I have straddled the worlds of western medicine and holistic health most of my life. As a child, I saw an Illinois allergist for many years who helped me with desensitization shots for my chronic multiple allergies. When I was 18, doctors in Venice, Italy, saved my life when my appendix burst on a trip with a student group. As an adult, I began to gravitate to alternative remedies like herbs, as well as acupuncture, chiropractic, homeopathy, massage, and meditation. I became an organic vegetarian. I continued to see my very supportive primary care physician for yearly checkups and prescriptions for migraines, but I was aware of the shifts in prevailing consciousness (and funding) that influence what is available at any given time. Every decision I made arose from my own intuition about which path served me best.

My recent diagnosis of early-stage breast cancer catapulted me into an unexpected journey that actually allowed me to learn so much more about western medicine, particularly as it relates to treating breast cancer. I found myself in the hands of three knowledgeable and compassionate doctors who worked as a team to customize my care and were able to explain it clearly and understandably to me. I absolutely knew I was on the right path. Once again, all my decisions are grounded in my own inner guidance, and I have felt profoundly guided from the beginning. Never more so than last week, when I received my first chemotherapy infusion, the treatment I had feared the most.

All I can say is that it was a divinely orchestrated day, every bit of it. The staff at the chemo Infusion Center were wonderful, human angels every one of them. Thorough and careful about all they did. I sat peacefully in my own little room with heated blankets, looking out at trees and sunshine during my treatment. I had been saying for a week or so that I was going to receive a sacred elixir from medical alchemists, and I truly felt that. The words came to me from deep inside, my own spiritual perspective on what was happening. Throughout history, alchemists in many countries, some well-known scientists, have worked with energy and matter to find ways to cure diseases or transmute matter. Modern medicine and science probably do not see a connection between that work and theirs, but within my own experience, I felt myself once again bridging worlds, even dimensions.

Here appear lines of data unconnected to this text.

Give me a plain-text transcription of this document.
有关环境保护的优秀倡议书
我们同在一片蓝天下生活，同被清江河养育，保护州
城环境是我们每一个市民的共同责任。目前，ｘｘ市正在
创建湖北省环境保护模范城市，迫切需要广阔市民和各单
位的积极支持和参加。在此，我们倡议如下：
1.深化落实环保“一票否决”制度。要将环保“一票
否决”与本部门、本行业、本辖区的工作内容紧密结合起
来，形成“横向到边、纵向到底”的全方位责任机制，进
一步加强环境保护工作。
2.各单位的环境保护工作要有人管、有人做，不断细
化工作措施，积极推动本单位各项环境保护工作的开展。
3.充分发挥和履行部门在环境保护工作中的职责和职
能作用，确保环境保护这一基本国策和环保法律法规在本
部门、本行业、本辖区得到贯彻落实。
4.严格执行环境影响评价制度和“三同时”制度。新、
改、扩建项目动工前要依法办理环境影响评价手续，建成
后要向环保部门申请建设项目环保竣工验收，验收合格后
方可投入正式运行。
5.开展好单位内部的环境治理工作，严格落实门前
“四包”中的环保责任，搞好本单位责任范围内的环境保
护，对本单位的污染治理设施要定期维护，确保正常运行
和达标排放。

As the nursing staff explained what the chemotherapy does and answered my questions, I felt my spiritual vision expand and deepen. What moved it along even further was an iPod that I had brought along, filled with Panache Desai’s meditations. I was drawn to one program in particular: “Align, Attune, Ascend,” which I had loved but hadn’t listened to for years. When I looked at the listings, I found that the word infusion was included in several titles, and Panache referred to all of the meditations as “vibrational infusions.” The synchronicity was unmistakable!

The first one I chose to listen to during my treatment was “Body Ascension Infusion,” and it was perfect. The words themselves were powerfully infused with energy and light (Panache spoke of releasing the density in the cells and allowing homeostasis and balance to occur), and the Solfeggio frequencies music that accompanied the meditations amplified everything. I felt myself carried along on the combined energy of the chemotherapy infusion and the vibrational infusion, both divine. I was receiving a sacred elixir of medical and spiritual alchemy. My words, my experience. “It’s all in how you frame it,” a friend once said to me. I returned home to rest quietly, and gratefully. Every moment of the day pure grace.